5.2.3 Bottom – Pouring Scheme
The bottom – pouring scheme shows that the areas near the gating system cool slower. As shown in Figure 8 (a self – drawn figure showing the solidification process and defect prediction of the bottom – pouring scheme, with English – labeled data and areas), defects are likely to occur at the junction of the riser and the casting near the gating system, as well as in the middle hole wall and plane areas. This is because the bottom runner has poor heat dissipation and slow melt flow velocity.

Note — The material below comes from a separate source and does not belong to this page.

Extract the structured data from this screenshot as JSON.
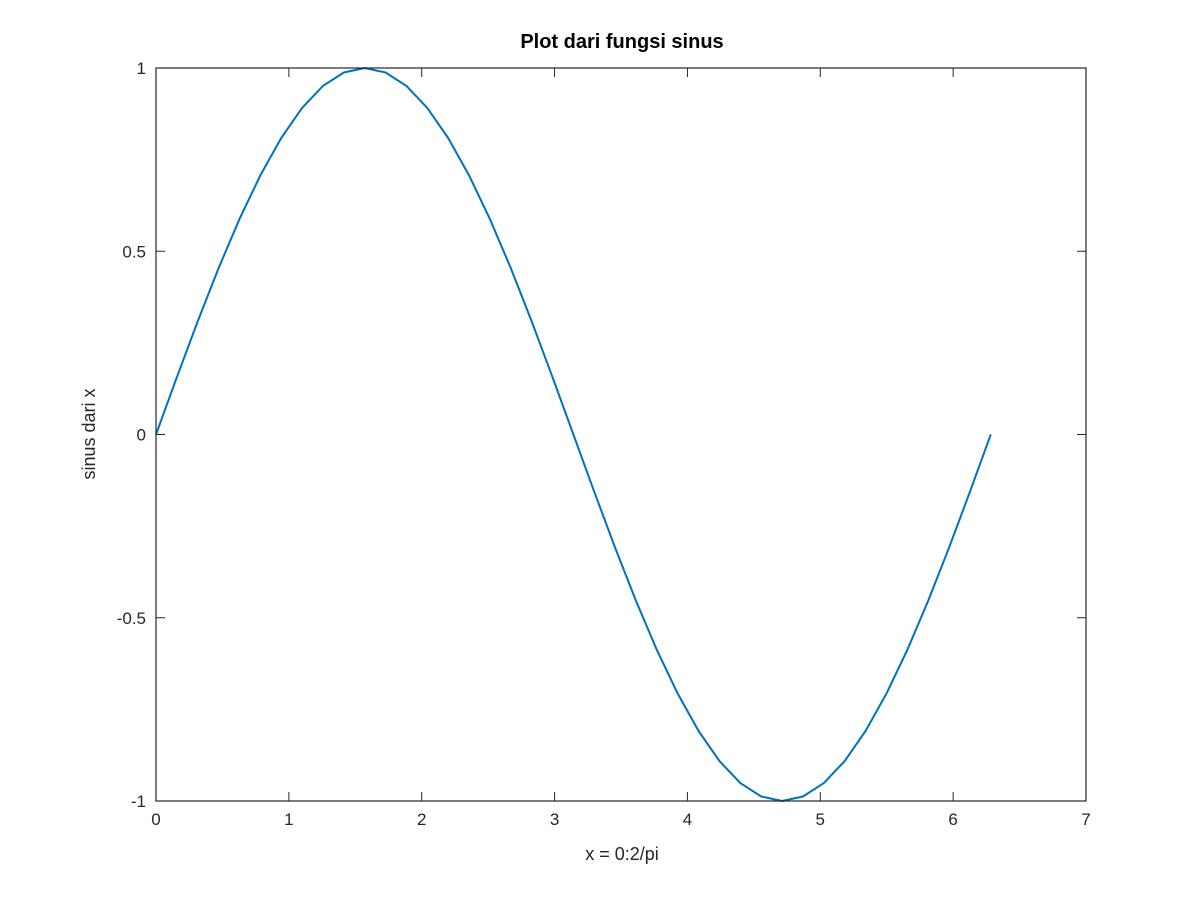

Based on the simulation results, the side – pouring gating system is selected as the optimal scheme due to its fewer defects in the casting body.
6. Practical Verification of the Casting Process
6.1 Sand Mold and Core Preparation by 3D Printing
Due to the complex structure of the pump body, 3D printing technology was used to make the sand cores. The designed sand core cone – shaped structure can enhance the fixing strength and facilitate placement. The sand mold was divided into two parts. In the 3D printing process, the AFS – J1600 printer was used, and the layer thickness was set to 0.4 mm, and the scanning line width was 1.5 mm. Figure 9 (a self – drawn figure showing the 3D – printed sand mold and core, with English – labeled parts) shows the 3D – printed sand mold and core.
6.2 Casting and Post – processing
After printing, the unbonded and solidified dry sand in the sand mold was cleaned using a vacuum cleaner and a dust – blowing gun. Before pouring, zircon powder was sprayed on the pouring surface of the sand mold to improve the surface quality of the casting and reduce gas evolution. The casting was poured with HT200 material at a temperature of 1450 ℃ for 18 s. After cooling, the outer sand mold was removed, and the casting was obtained. After removing the riser and gating system, the final pump body casting is shown in Figure 10 (a self – drawn figure of the final pump body casting, with English – labeled inspection points). Inspection results show that the casting is of high quality, with no obvious shrinkage porosity or surface defects.
7. Conclusion
This research on the application of sand mold 3D printing technology in pump body casting has achieved the following results:
- Through the numerical simulation analysis of AnyCasting software for top – pouring, side – pouring, and bottom – pouring schemes, the side – pouring gating system was determined to be the best choice, which effectively shortens the trial – mold cycle.
- The use of 3D printing technology to make sand molds significantly reduces the sand – mold making time.
- The combination of numerical simulation technology and sand mold 3D printing technology can greatly shorten the development and trial – production cycle of new casting products, improve production efficiency, and reduce production costs. This research provides a reference for the application of advanced manufacturing technologies in the casting industry and promotes the development of the casting process towards a more efficient and precise direction.
In the future, with the continuous development of 3D printing technology and numerical simulation algorithms, it is expected that more complex and high – quality castings can be produced with higher efficiency and lower costs. Further research can focus on optimizing the printing materials and parameters, as well as improving the accuracy of numerical simulation to better guide the actual casting production.